The Coffee Tree as Pictured by La Roque in His "Voyage de l'Arabie Heureuse"

The age-old controversy was on. Some sided with the physicians, others opposed them, as at Mecca, Cairo, and Constantinople; only here the argument turned mainly on the medicinal question, the Church this time having no part in the dispute. "The lovers of coffee used the physicians very ill when they met together, and the physicians on their side threatened the coffee drinkers with all sorts of diseases."

A CLOSE-UP OF RIPE COFFEE BERRIES

Matters came to a head in 1679, when an ingenious attempt by the physicians of Marseilles to discredit coffee took the form of having a young student, about to be admitted to the College of Physicians, dispute before the magistrate in the town hall, a question proposed by two physicians of the Faculty of Aix, as to whether coffee was or was not prejudicial to the inhabitants of Marseilles.
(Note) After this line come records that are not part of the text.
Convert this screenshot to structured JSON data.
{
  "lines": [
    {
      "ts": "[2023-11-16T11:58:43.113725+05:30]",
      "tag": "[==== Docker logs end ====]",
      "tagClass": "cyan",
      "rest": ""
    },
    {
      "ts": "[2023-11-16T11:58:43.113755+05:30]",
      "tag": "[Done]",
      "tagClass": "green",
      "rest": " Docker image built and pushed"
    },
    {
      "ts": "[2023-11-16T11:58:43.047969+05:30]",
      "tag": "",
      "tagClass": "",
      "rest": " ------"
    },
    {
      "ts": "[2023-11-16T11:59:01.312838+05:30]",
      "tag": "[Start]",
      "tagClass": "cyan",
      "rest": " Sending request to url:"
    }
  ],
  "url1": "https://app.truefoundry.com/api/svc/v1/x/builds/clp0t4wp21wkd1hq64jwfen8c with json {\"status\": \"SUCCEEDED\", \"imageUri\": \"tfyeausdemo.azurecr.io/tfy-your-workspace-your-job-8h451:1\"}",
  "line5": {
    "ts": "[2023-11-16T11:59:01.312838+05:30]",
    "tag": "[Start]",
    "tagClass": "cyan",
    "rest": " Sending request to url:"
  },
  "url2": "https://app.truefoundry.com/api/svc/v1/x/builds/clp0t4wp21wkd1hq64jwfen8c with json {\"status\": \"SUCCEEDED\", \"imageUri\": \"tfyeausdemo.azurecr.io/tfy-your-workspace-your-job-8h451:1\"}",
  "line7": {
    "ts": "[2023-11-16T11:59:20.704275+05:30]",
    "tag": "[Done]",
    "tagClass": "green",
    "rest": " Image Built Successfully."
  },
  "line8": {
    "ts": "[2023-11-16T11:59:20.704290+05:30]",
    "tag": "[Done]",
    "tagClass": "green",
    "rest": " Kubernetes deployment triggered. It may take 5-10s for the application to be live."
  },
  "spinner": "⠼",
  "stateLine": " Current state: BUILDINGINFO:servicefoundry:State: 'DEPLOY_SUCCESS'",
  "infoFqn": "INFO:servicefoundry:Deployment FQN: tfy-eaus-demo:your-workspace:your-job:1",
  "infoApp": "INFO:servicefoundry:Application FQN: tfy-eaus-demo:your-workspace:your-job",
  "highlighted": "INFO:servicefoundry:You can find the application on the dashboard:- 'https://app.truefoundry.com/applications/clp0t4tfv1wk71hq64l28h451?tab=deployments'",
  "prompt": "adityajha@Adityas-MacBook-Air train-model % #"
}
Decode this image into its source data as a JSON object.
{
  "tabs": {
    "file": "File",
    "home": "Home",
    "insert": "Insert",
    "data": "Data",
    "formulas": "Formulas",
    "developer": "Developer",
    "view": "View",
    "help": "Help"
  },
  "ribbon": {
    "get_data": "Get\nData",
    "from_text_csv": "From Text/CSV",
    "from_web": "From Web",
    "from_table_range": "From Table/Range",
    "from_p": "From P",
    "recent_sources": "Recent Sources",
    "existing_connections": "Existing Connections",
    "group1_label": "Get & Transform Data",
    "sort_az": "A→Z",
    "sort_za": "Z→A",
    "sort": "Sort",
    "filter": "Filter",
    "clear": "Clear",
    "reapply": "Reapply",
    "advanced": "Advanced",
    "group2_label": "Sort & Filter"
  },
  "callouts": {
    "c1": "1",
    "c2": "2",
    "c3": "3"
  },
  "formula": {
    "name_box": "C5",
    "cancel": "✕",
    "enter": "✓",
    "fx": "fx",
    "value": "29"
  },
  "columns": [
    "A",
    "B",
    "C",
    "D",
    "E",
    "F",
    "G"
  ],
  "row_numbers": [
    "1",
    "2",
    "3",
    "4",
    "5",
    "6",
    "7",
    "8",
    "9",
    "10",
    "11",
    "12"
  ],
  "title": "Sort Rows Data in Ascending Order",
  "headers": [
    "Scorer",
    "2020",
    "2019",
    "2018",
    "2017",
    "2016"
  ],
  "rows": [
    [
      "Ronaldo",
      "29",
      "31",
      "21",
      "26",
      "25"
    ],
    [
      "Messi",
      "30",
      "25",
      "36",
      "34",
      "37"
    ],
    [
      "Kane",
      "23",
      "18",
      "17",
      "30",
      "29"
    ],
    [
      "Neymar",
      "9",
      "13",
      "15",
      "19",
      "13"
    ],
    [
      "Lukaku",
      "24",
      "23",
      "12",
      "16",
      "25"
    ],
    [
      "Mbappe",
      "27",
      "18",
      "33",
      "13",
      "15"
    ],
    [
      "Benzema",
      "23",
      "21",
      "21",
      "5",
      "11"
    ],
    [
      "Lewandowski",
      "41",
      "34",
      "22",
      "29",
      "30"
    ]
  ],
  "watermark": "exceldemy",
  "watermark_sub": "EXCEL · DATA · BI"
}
The thesis recited that coffee had won the approval of all nations, had almost wholly put down the use of wine, although it was not to be compared even with the lees of that excellent beverage; that it was a vile and worthless foreign novelty; that its claim to be a remedy against distempers was ridiculous, because it was not a bean but the fruit of a tree discovered by goats and camels; that it was hot and not cold, as alleged; that it burned up the blood, and so induced palsies, impotence, and leanness; "from all of which we must necessarily conclude that coffee is hurtful to the greater part of the inhabitants of Marseilles."

Thus did the good doctors of the Faculty of Aix set forth their prejudices, and this was their final decision upon coffee. Many thought they overreached themselves in their misguided zeal. They were handled somewhat roughly in the disputation, which disclosed many false reasonings, to say nothing of blunders as to matters of fact. The world had already advanced too far to have another decision against coffee count for much, and this latest effort to stop its onward march was of even less force than the diatribes of the Mohammedan priests. The coffee houses continued to be as much frequented as before, and the people drank no less coffee in their homes. Indeed, the indictment proved a boomerang, for consumption received such an impetus that the merchants of Lyons and Marseilles, for the first time in history, began to import green coffee from the Levant by the ship-load in order to meet the increased demand.

Meanwhile, in 1669, Soliman Aga, the Turkish ambassador from Mohammed IV to the court of Louis XIV, had arrived in Paris. He brought with him a considerable quantity of coffee, and introduced the coffee drink, made in Turkish style, to the French capital.